Ein Blick aus dem Fenster meines Hotels am Morgen zeigt: Das Wetter ist genauso mies wie am Tag zuvor, als ich von Bremervörde nach Hechthausen unterwegs war. Also lasse ich mir viel Zeit mit dem Frühstück und breche erst relativ spät auf. Mein erstes Ziel auf dieser Strecke von Hechthausen bis nach Cadenberge ist Hemmoor, der Nachbarort Hechthausens.
Ein Museum für den Zement
Einblick in das industrielle Erbe der Region
In Hemmoor stand früher einmal das größte Industrieunternehmen im nördlichen Elbe-Weser-Raum, ein im Jahr 1866 gegründetes Zementwerk. In der Gegend waren zuvor Kreide und tertiärer Ton gefunden worden, wichtige Ausgangsmaterialien für den Baustoff, der Standort war also gut gewählt.

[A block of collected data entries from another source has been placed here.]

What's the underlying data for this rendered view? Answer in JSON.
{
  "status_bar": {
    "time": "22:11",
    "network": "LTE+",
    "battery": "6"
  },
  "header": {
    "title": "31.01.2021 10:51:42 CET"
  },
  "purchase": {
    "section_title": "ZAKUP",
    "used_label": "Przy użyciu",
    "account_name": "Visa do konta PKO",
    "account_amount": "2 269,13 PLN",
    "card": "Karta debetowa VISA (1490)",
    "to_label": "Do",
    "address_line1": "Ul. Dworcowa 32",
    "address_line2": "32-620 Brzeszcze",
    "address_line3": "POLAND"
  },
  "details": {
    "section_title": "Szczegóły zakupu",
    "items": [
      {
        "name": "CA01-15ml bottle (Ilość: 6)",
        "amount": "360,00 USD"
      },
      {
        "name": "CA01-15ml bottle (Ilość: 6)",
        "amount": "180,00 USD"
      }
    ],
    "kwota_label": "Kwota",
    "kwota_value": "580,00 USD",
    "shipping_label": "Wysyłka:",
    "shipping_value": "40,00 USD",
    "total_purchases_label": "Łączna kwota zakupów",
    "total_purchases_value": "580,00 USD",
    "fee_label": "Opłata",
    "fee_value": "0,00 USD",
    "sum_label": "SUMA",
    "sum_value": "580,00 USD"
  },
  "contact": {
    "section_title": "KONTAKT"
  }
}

Das Werk, das in Spitzenzeiten 2000 Arbeiter beschäftigte, schloss Ende 1983. Auf dem Gelände hat heute das Deutsche Zementmuseum seinen Sitz und zeigt im Außengelände das industrielle Erbe dieser Region.
Die meisten der riesigen Ausstellungsstücke stehen im Außenbereich und sind frei zugänglich. Im Inneren der Schute Hemmoor 3 ist noch die Geschichte des Werks dokumentiert, allerdings war die Schute an diesem Tag und zu dieser Uhrzeit nicht geöffnet.
Auf dem Gelände sind aber viele große Tafeln mit Erläuterungen aufgestellt, sodass ich zumindest in Teilen nachvollziehen kann, was ich da sehe.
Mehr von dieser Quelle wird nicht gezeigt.